The runtime impact is harder to measure, as this drowns in the noise here. Less code to run and less data to load certainly doesn’t hurt though.

QLatin1String constants

As QLatin1String has constexpr constructors it lends itself for centrally defined string constants, e.g. for repeatedly used JSON keys. Quotient makes use of this for example.

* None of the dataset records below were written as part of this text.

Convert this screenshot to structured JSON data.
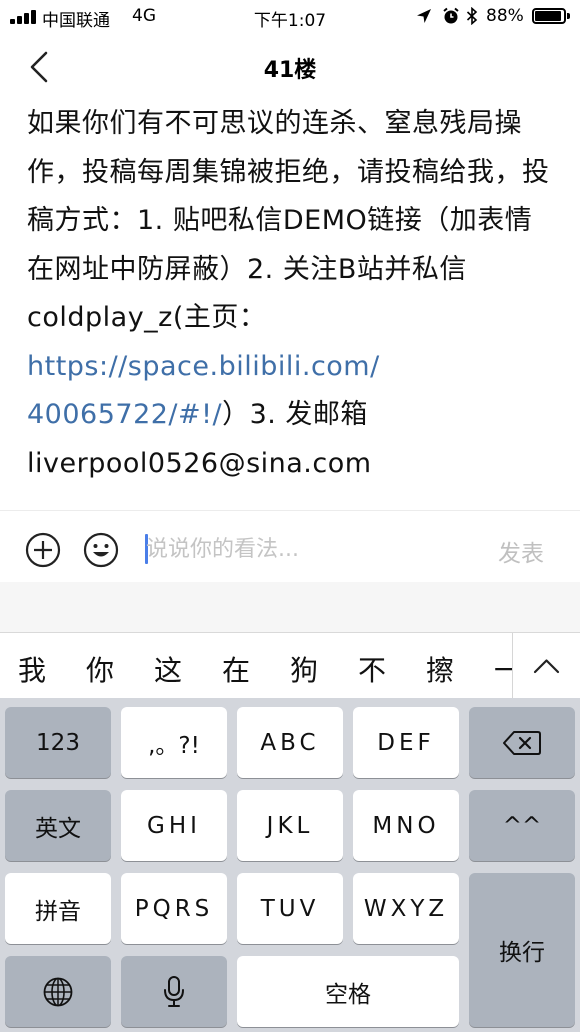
{
  "status_bar": {
    "carrier": "中国联通",
    "network": "4G",
    "time": "下午1:07",
    "battery_percent": "88%",
    "icons": [
      "signal-icon",
      "location-icon",
      "alarm-icon",
      "bluetooth-icon",
      "battery-icon"
    ]
  },
  "nav": {
    "title": "41楼",
    "back_icon": "chevron-left-icon"
  },
  "post": {
    "text_before_link": "如果你们有不可思议的连杀、窒息残局操作，投稿每周集锦被拒绝，请投稿给我，投稿方式：1. 贴吧私信DEMO链接（加表情在网址中防屏蔽）2. 关注B站并私信 coldplay_z(主页：",
    "link_line1": "https://space.bilibili.com/",
    "link_line2": "40065722/#!/",
    "text_after_link": "）3. 发邮箱",
    "email": "liverpool0526@sina.com"
  },
  "comment_bar": {
    "placeholder": "说说你的看法...",
    "value": "",
    "send_label": "发表",
    "icons": [
      "plus-circle-icon",
      "emoji-icon"
    ]
  },
  "candidates": {
    "items": [
      "我",
      "你",
      "这",
      "在",
      "狗",
      "不",
      "擦",
      "一"
    ],
    "expand_icon": "chevron-up-icon"
  },
  "keyboard": {
    "row1": {
      "mode": "123",
      "keys": [
        ",。?!",
        "ABC",
        "DEF"
      ],
      "delete_icon": "backspace-icon"
    },
    "row2": {
      "mode": "英文",
      "keys": [
        "GHI",
        "JKL",
        "MNO"
      ],
      "extra": "^^"
    },
    "row3": {
      "mode": "拼音",
      "keys": [
        "PQRS",
        "TUV",
        "WXYZ"
      ],
      "enter": "换行"
    },
    "row4": {
      "globe_icon": "globe-icon",
      "mic_icon": "microphone-icon",
      "space": "空格"
    }
  },
  "colors": {
    "link": "#3f6fa8",
    "caret": "#4a7ee8",
    "placeholder": "#c4c4c4",
    "keyboard_bg": "#d3d6dc",
    "key_light": "#ffffff",
    "key_dark": "#acb3bd"
  }
}
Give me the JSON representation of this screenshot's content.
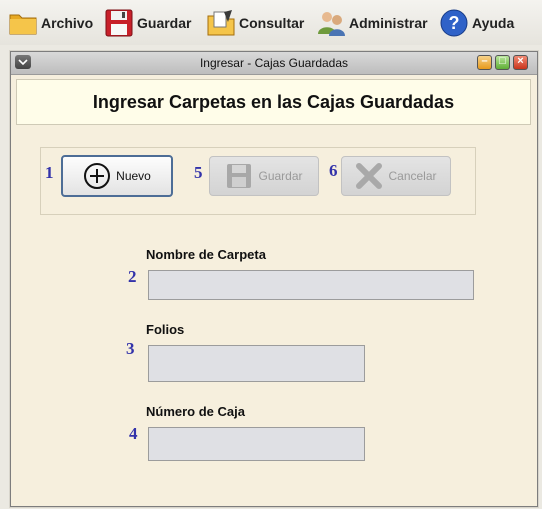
{
  "menubar": {
    "items": [
      {
        "label": "Archivo",
        "icon": "folder-icon"
      },
      {
        "label": "Guardar",
        "icon": "floppy-disk-icon"
      },
      {
        "label": "Consultar",
        "icon": "search-folder-icon"
      },
      {
        "label": "Administrar",
        "icon": "users-icon"
      },
      {
        "label": "Ayuda",
        "icon": "help-icon"
      }
    ]
  },
  "window": {
    "title": "Ingresar - Cajas Guardadas",
    "header": "Ingresar Carpetas en las Cajas Guardadas"
  },
  "toolbar": {
    "nuevo": {
      "number": "1",
      "label": "Nuevo",
      "icon": "plus-circle-icon"
    },
    "guardar": {
      "number": "5",
      "label": "Guardar",
      "icon": "floppy-disk-icon"
    },
    "cancelar": {
      "number": "6",
      "label": "Cancelar",
      "icon": "x-icon"
    }
  },
  "form": {
    "nombre": {
      "number": "2",
      "label": "Nombre de Carpeta",
      "value": ""
    },
    "folios": {
      "number": "3",
      "label": "Folios",
      "value": ""
    },
    "caja": {
      "number": "4",
      "label": "Número de Caja",
      "value": ""
    }
  },
  "colors": {
    "accent_number": "#3333aa",
    "panel_background": "#f6efdd",
    "header_background": "#fffde9",
    "field_background": "#dfe0e4"
  }
}
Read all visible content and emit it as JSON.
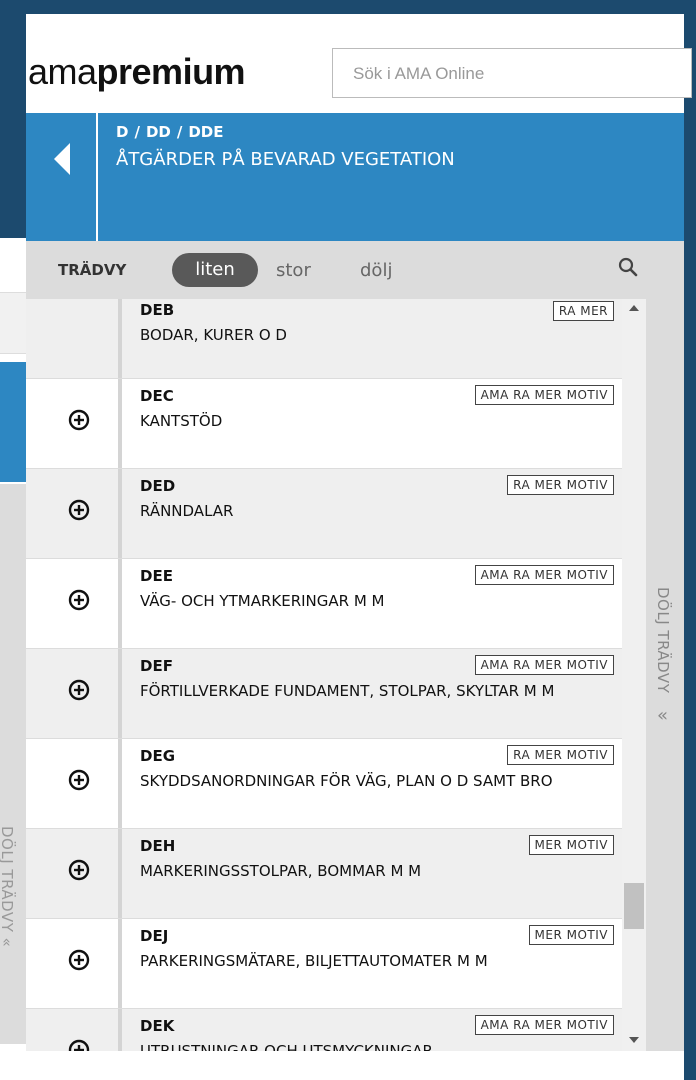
{
  "background": {
    "side_label": "DÖLJ TRÄDVY «"
  },
  "header": {
    "logo_light": "ama",
    "logo_bold": "premium",
    "search_placeholder": "Sök i AMA Online"
  },
  "breadcrumb": {
    "items": [
      "D",
      "DD",
      "DDE"
    ],
    "separator": "/",
    "title": "ÅTGÄRDER PÅ BEVARAD VEGETATION"
  },
  "tree": {
    "label": "TRÄDVY",
    "options": [
      "liten",
      "stor",
      "dölj"
    ],
    "selected": "liten"
  },
  "rows": [
    {
      "code": "DEB",
      "desc": "BODAR, KURER O D",
      "tags": "RA MER",
      "expandable": false
    },
    {
      "code": "DEC",
      "desc": "KANTSTÖD",
      "tags": "AMA RA MER MOTIV",
      "expandable": true
    },
    {
      "code": "DED",
      "desc": "RÄNNDALAR",
      "tags": "RA MER MOTIV",
      "expandable": true
    },
    {
      "code": "DEE",
      "desc": "VÄG- OCH YTMARKERINGAR M M",
      "tags": "AMA RA MER MOTIV",
      "expandable": true
    },
    {
      "code": "DEF",
      "desc": "FÖRTILLVERKADE FUNDAMENT, STOLPAR, SKYLTAR M M",
      "tags": "AMA RA MER MOTIV",
      "expandable": true
    },
    {
      "code": "DEG",
      "desc": "SKYDDSANORDNINGAR FÖR VÄG, PLAN O D SAMT BRO",
      "tags": "RA MER MOTIV",
      "expandable": true
    },
    {
      "code": "DEH",
      "desc": "MARKERINGSSTOLPAR, BOMMAR M M",
      "tags": "MER MOTIV",
      "expandable": true
    },
    {
      "code": "DEJ",
      "desc": "PARKERINGSMÄTARE, BILJETTAUTOMATER M M",
      "tags": "MER MOTIV",
      "expandable": true
    },
    {
      "code": "DEK",
      "desc": "UTRUSTNINGAR OCH UTSMYCKNINGAR",
      "tags": "AMA RA MER MOTIV",
      "expandable": true
    }
  ],
  "sidebar": {
    "label": "DÖLJ TRÄDVY",
    "chevron": "«"
  },
  "colors": {
    "brand_blue": "#2d87c2",
    "dark_bg": "#1c4a6e"
  }
}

constexpr QLatin1String my_magic_constant("42");

This works, but looking at the generated binary this shows static construction code being emitted in every translation unit that includes this definition (independent of use even!). The subtle issue here is the missing inline keyword:

constexpr inline QLatin1String my_magic_constant("42");

Fixing that in Quotient (PR) decreased the library size by about 3%, the majority of that being contributed by just 10 constants defined in a frequently used header. The savings in this case mainly come from code, and more importantly from code run as part of static construction when the library is loaded, ie. typically on startup.

Does this matter?

We are talking about quite small improvements here, in the range of a few percent only. But those are improvements that are basically free (limited effort, limited risk of breakage, code complexity/readability doesn’t change, etc), and they are very widely applicable.

And while a few percent smaller applications might hardly be felt by the user, they easily multiply to big numbers when looking at this from the infrastructure perspective.

So it’s worth paying attention to those seemingly minor details.